Subsequently, it was found that the product Chaman Bahar merited classification under sub-heading 2106.90 attracting Nil rate of duty.

The seizure of that product was vacated. However, a show cause notice was issued seeking recovery of duty under Tariff classification 2107.91 for the other products and seeking to impose penalty upon the present appellants. Before the Adjudicating Commissioner the present appellants disputed the classification holding that the remaining two goods were also classifiable under Tariff Heading 2106.90; that the demand suffered from limitation and claimed in case of their failure to achieve the relief on the first two counts, the benefit of the Notification No. 175/86. The Adjudicating Collector rejected all the three contentions and classified the goods under Heading 2107.91, confirmed demand amounting to Rs. 3,87,130.76 and also imposed penalty of Rs. 25,000/- on the present appellants. Against this order, the present appeal is before us.

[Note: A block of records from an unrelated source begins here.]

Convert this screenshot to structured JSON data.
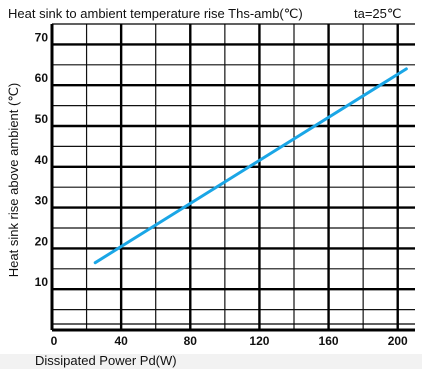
{
  "chart_data": {
    "type": "line",
    "title": "Heat sink to ambient temperature rise Ths-amb(℃)",
    "subtitle": "ta=25℃",
    "xlabel": "Dissipated Power Pd(W)",
    "ylabel": "Heat sink rise above ambient (℃)",
    "xlim": [
      0,
      210
    ],
    "ylim": [
      0,
      75
    ],
    "xticks": [
      0,
      40,
      80,
      120,
      160,
      200
    ],
    "yticks": [
      10,
      20,
      30,
      40,
      50,
      60,
      70
    ],
    "grid": true,
    "series": [
      {
        "color": "#1aa6e6",
        "x": [
          25,
          205
        ],
        "y": [
          16.5,
          64
        ]
      }
    ]
  }
}
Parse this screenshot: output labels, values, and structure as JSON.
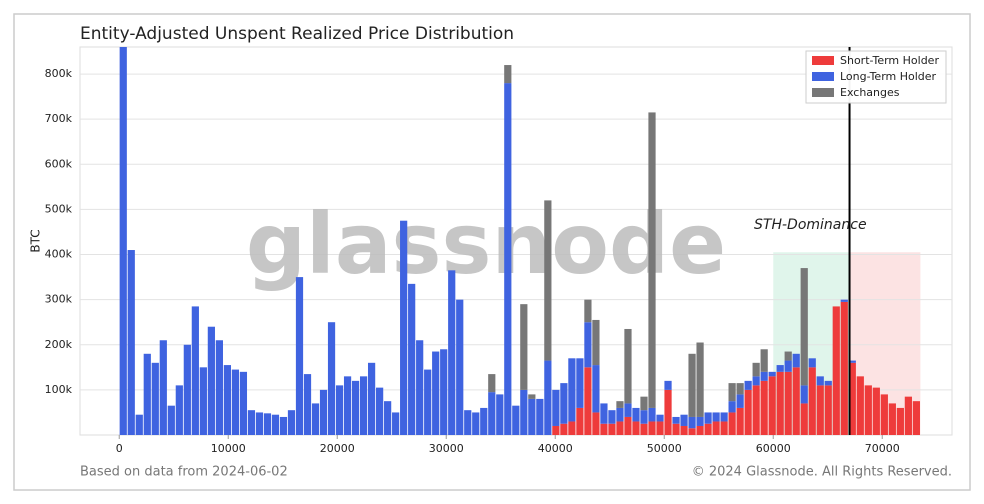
{
  "chart_data": {
    "type": "stacked_histogram",
    "title": "Entity-Adjusted Unspent Realized Price Distribution",
    "ylabel": "BTC",
    "watermark": "glassnode",
    "footer_left": "Based on data from 2024-06-02",
    "footer_right": "© 2024 Glassnode. All Rights Reserved.",
    "legend": "upper right",
    "grid": true,
    "xlim": [
      -3600,
      76400
    ],
    "ylim": [
      0,
      860000
    ],
    "xticks": [
      0,
      10000,
      20000,
      30000,
      40000,
      50000,
      60000,
      70000
    ],
    "yticks": [
      {
        "value": 100000,
        "label": "100k"
      },
      {
        "value": 200000,
        "label": "200k"
      },
      {
        "value": 300000,
        "label": "300k"
      },
      {
        "value": 400000,
        "label": "400k"
      },
      {
        "value": 500000,
        "label": "500k"
      },
      {
        "value": 600000,
        "label": "600k"
      },
      {
        "value": 700000,
        "label": "700k"
      },
      {
        "value": 800000,
        "label": "800k"
      }
    ],
    "bins": [
      0,
      735,
      1470,
      2205,
      2940,
      3675,
      4410,
      5145,
      5880,
      6615,
      7350,
      8085,
      8820,
      9555,
      10290,
      11025,
      11760,
      12495,
      13230,
      13965,
      14700,
      15435,
      16170,
      16905,
      17640,
      18375,
      19110,
      19845,
      20580,
      21315,
      22050,
      22785,
      23520,
      24255,
      24990,
      25725,
      26460,
      27195,
      27930,
      28665,
      29400,
      30135,
      30870,
      31605,
      32340,
      33075,
      33810,
      34545,
      35280,
      36015,
      36750,
      37485,
      38220,
      38955,
      39690,
      40425,
      41160,
      41895,
      42630,
      43365,
      44100,
      44835,
      45570,
      46305,
      47040,
      47775,
      48510,
      49245,
      49980,
      50715,
      51450,
      52185,
      52920,
      53655,
      54390,
      55125,
      55860,
      56595,
      57330,
      58065,
      58800,
      59535,
      60270,
      61005,
      61740,
      62475,
      63210,
      63945,
      64680,
      65415,
      66150,
      66885,
      67620,
      68355,
      69090,
      69825,
      70560,
      71295,
      72030,
      72765,
      73500
    ],
    "series": [
      {
        "name": "Short-Term Holder",
        "color": "#ee3b3b",
        "values": [
          0,
          0,
          0,
          0,
          0,
          0,
          0,
          0,
          0,
          0,
          0,
          0,
          0,
          0,
          0,
          0,
          0,
          0,
          0,
          0,
          0,
          0,
          0,
          0,
          0,
          0,
          0,
          0,
          0,
          0,
          0,
          0,
          0,
          0,
          0,
          0,
          0,
          0,
          0,
          0,
          0,
          0,
          0,
          0,
          0,
          0,
          0,
          0,
          0,
          0,
          0,
          0,
          0,
          0,
          20000,
          25000,
          30000,
          60000,
          150000,
          50000,
          25000,
          25000,
          30000,
          40000,
          30000,
          25000,
          30000,
          30000,
          100000,
          25000,
          20000,
          15000,
          20000,
          25000,
          30000,
          30000,
          50000,
          60000,
          100000,
          110000,
          120000,
          130000,
          140000,
          140000,
          150000,
          70000,
          150000,
          110000,
          110000,
          285000,
          295000,
          160000,
          130000,
          110000,
          105000,
          90000,
          70000,
          60000,
          85000,
          75000
        ]
      },
      {
        "name": "Long-Term Holder",
        "color": "#3f63e0",
        "values": [
          860000,
          410000,
          45000,
          180000,
          160000,
          210000,
          65000,
          110000,
          200000,
          285000,
          150000,
          240000,
          210000,
          155000,
          145000,
          140000,
          55000,
          50000,
          48000,
          45000,
          40000,
          55000,
          350000,
          135000,
          70000,
          100000,
          250000,
          110000,
          130000,
          120000,
          130000,
          160000,
          105000,
          75000,
          50000,
          475000,
          335000,
          210000,
          145000,
          185000,
          190000,
          365000,
          300000,
          55000,
          50000,
          60000,
          95000,
          90000,
          780000,
          65000,
          100000,
          80000,
          80000,
          165000,
          80000,
          90000,
          140000,
          110000,
          100000,
          105000,
          45000,
          30000,
          30000,
          30000,
          30000,
          30000,
          30000,
          15000,
          20000,
          15000,
          25000,
          25000,
          20000,
          25000,
          20000,
          20000,
          25000,
          30000,
          20000,
          20000,
          20000,
          10000,
          15000,
          25000,
          30000,
          40000,
          20000,
          20000,
          10000,
          0,
          5000,
          5000,
          0,
          0,
          0,
          0,
          0,
          0,
          0,
          0
        ]
      },
      {
        "name": "Exchanges",
        "color": "#777777",
        "values": [
          0,
          0,
          0,
          0,
          0,
          0,
          0,
          0,
          0,
          0,
          0,
          0,
          0,
          0,
          0,
          0,
          0,
          0,
          0,
          0,
          0,
          0,
          0,
          0,
          0,
          0,
          0,
          0,
          0,
          0,
          0,
          0,
          0,
          0,
          0,
          0,
          0,
          0,
          0,
          0,
          0,
          0,
          0,
          0,
          0,
          0,
          40000,
          0,
          40000,
          0,
          190000,
          10000,
          0,
          355000,
          0,
          0,
          0,
          0,
          50000,
          100000,
          0,
          0,
          15000,
          165000,
          0,
          30000,
          655000,
          0,
          0,
          0,
          0,
          140000,
          165000,
          0,
          0,
          0,
          40000,
          25000,
          0,
          30000,
          50000,
          0,
          0,
          20000,
          0,
          260000,
          0,
          0,
          0,
          0,
          0,
          0,
          0,
          0,
          0,
          0,
          0,
          0,
          0,
          0
        ]
      }
    ],
    "regions": [
      {
        "x": [
          60000,
          67000
        ],
        "top": 405000,
        "color": "#d6f2e4"
      },
      {
        "x": [
          67000,
          73500
        ],
        "top": 405000,
        "color": "#fbd9d9"
      }
    ],
    "vline": 67000,
    "annotation": {
      "text": "STH-Dominance",
      "x": 63400,
      "y": 465000
    }
  }
}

2. Shri Gopal Parshad, learned Advocate for the appellants, stated that he did not wish to advance any argument either on the classification or on the ground of limitation but would limit his submission only to the availment of the benefit of the Notification No. 175/86. He stated that Collector had erred in denying the benefit even where admittedly during each year of the period covered under the show cause notice, the clearances of such products were within the value of clearances specified in paragraph-1 of the said notification only on the observation that the appellants had failed the test in paragraph 3 of the notification. It is his claim that paragraph 3 has to be read with Explanation II given in para 7 of the notification and when it is so done, the benefit is available.

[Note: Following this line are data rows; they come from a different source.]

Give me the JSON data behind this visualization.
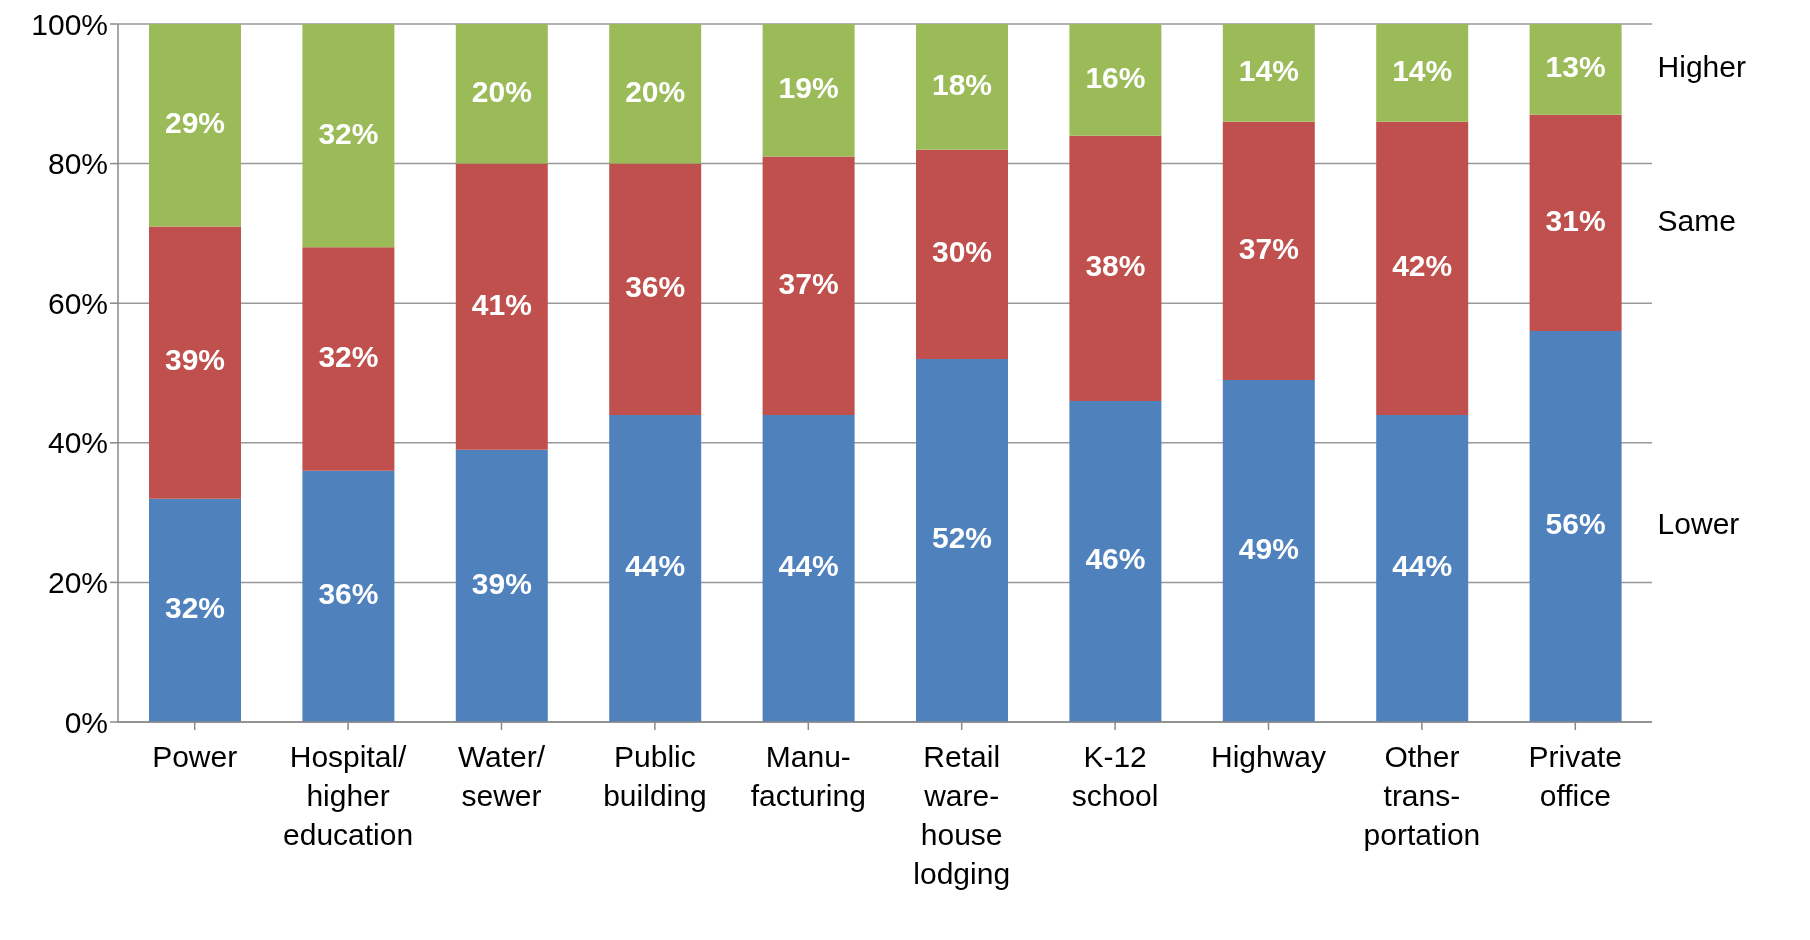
{
  "chart_data": {
    "type": "bar",
    "stacked": true,
    "grid": "y",
    "legend": "right",
    "categories": [
      "Power",
      "Hospital/\nhigher\neducation",
      "Water/\nsewer",
      "Public\nbuilding",
      "Manu-\nfacturing",
      "Retail\nware-\nhouse\nlodging",
      "K-12\nschool",
      "Highway",
      "Other\ntrans-\nportation",
      "Private\noffice"
    ],
    "series": [
      {
        "name": "Lower",
        "color": "#4f81bd",
        "values": [
          32,
          36,
          39,
          44,
          44,
          52,
          46,
          49,
          44,
          56
        ],
        "value_labels": [
          "32%",
          "36%",
          "39%",
          "44%",
          "44%",
          "52%",
          "46%",
          "49%",
          "44%",
          "56%"
        ]
      },
      {
        "name": "Same",
        "color": "#c0504d",
        "values": [
          39,
          32,
          41,
          36,
          37,
          30,
          38,
          37,
          42,
          31
        ],
        "value_labels": [
          "39%",
          "32%",
          "41%",
          "36%",
          "37%",
          "30%",
          "38%",
          "37%",
          "42%",
          "31%"
        ]
      },
      {
        "name": "Higher",
        "color": "#9bbb59",
        "values": [
          29,
          32,
          20,
          20,
          19,
          18,
          16,
          14,
          14,
          13
        ],
        "value_labels": [
          "29%",
          "32%",
          "20%",
          "20%",
          "19%",
          "18%",
          "16%",
          "14%",
          "14%",
          "13%"
        ]
      }
    ],
    "ylim": [
      0,
      100
    ],
    "yticks": [
      {
        "value": 0,
        "label": "0%"
      },
      {
        "value": 20,
        "label": "20%"
      },
      {
        "value": 40,
        "label": "40%"
      },
      {
        "value": 60,
        "label": "60%"
      },
      {
        "value": 80,
        "label": "80%"
      },
      {
        "value": 100,
        "label": "100%"
      }
    ]
  }
}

3. We have also heard Shri Kannan, learned Departmental Representative who submits that Explanation II does not limit the ceiling given in paragraph 3 of the notification.

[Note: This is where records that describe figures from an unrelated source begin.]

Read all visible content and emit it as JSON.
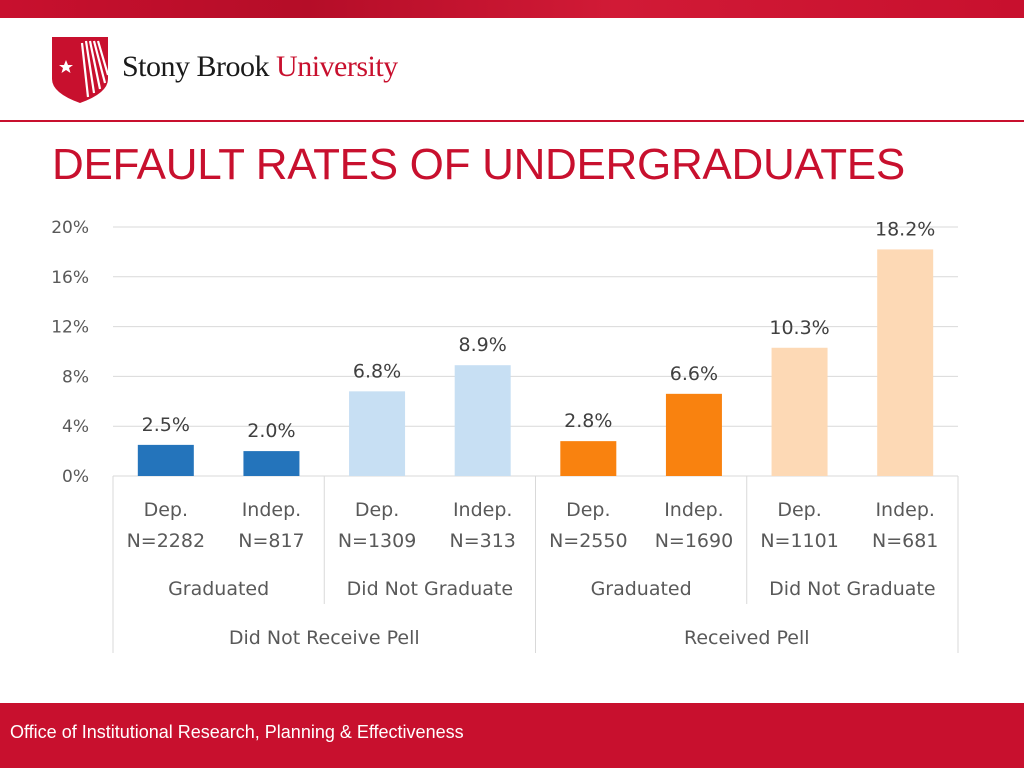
{
  "header": {
    "logo_word_1": "Stony Brook",
    "logo_word_2": "University",
    "logo_icon": "star-shield-icon",
    "brand_color": "#c8102e"
  },
  "title": "DEFAULT RATES OF UNDERGRADUATES",
  "footer": {
    "text": "Office of Institutional Research, Planning & Effectiveness"
  },
  "chart_data": {
    "type": "bar",
    "title": "",
    "xlabel": "",
    "ylabel": "",
    "ylim": [
      0,
      20
    ],
    "y_ticks": [
      "0%",
      "4%",
      "8%",
      "12%",
      "16%",
      "20%"
    ],
    "grid": true,
    "legend": "none",
    "categories": [
      {
        "line1": "Dep.",
        "line2": "N=2282"
      },
      {
        "line1": "Indep.",
        "line2": "N=817"
      },
      {
        "line1": "Dep.",
        "line2": "N=1309"
      },
      {
        "line1": "Indep.",
        "line2": "N=313"
      },
      {
        "line1": "Dep.",
        "line2": "N=2550"
      },
      {
        "line1": "Indep.",
        "line2": "N=1690"
      },
      {
        "line1": "Dep.",
        "line2": "N=1101"
      },
      {
        "line1": "Indep.",
        "line2": "N=681"
      }
    ],
    "values": [
      2.5,
      2.0,
      6.8,
      8.9,
      2.8,
      6.6,
      10.3,
      18.2
    ],
    "value_labels": [
      "2.5%",
      "2.0%",
      "6.8%",
      "8.9%",
      "2.8%",
      "6.6%",
      "10.3%",
      "18.2%"
    ],
    "colors": [
      "#2474bb",
      "#2474bb",
      "#c7dff3",
      "#c7dff3",
      "#f9820f",
      "#f9820f",
      "#fdd9b5",
      "#fdd9b5"
    ],
    "group_level_1": [
      "Graduated",
      "Did Not Graduate",
      "Graduated",
      "Did Not Graduate"
    ],
    "group_level_2": [
      "Did Not Receive Pell",
      "Received Pell"
    ]
  }
}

"3. Nothing contained in this notification shall apply if the aggregate value of clearances of all excisable goods for home consumption :- had exceeded rupees two hundred lakhs in the preceding financial year: Provided that for the purposes of computing the aggregate value of clearances under this paragraph, the clearances of any excisable goods where a manufacturer affixes the specified goods with a brand name or trade name (registered or not) of another person who is not eligible for the grant of exemption under this notification, shall not be taken into account." 6. Before the Collector in their written submissions the assessees had referred to Explanation II in paragraph 7 of this notification. From the relevant portion of her order it becomes clear that the Commissioner had not taken this argument into account. In fact narration shows that this plea of the appellant has not registered on her mind. The explanation reads as under :- "Explanation II. - For the purposes of computing the aggregate value of clearances under this notification, the clearances of any excisable goods, which are chargeable to nil rate of duty or, which are exempted from the whole of duty of excise leviable thereon by any other notification (not being a notification where exemption from the whole of the duty of excise leviable thereon is granted based upon the value or quantity of clearances made in a financial year) issued under Sub-rule (1) of rule 8 of the said Rules, or Sub-section (1) of Section 5A of the Central Excises and Salt Act, 1944 (i of 1944) shall not be taken into account." 7. The phraseology "aggregate value of clearances" occurs in both components of this notification and, therefore, we accept the claim of Shri Gopal Prasad that wherever such aggregate value is computed for the previous year in terms of paragraph 3, the value of clearances of excisable goods which are charged to Nil rate of excise duty must be excluded. The appellants had given the figures of clearances after excluding the value of clearance of Chaman Bahar which are admittedly within the limit prescribed in paragraph 1 of the Notification No.175/86. It has, therefore, to be held that the Collector had erred in not permitting the assessee to avail benefit of this notification.

Extending the benefit we hold that confirmation of demand by the Collector does not sustain and has to be set aside. For the same reason, we set aside the order of penalty also. The appeal is, accordingly, allowed.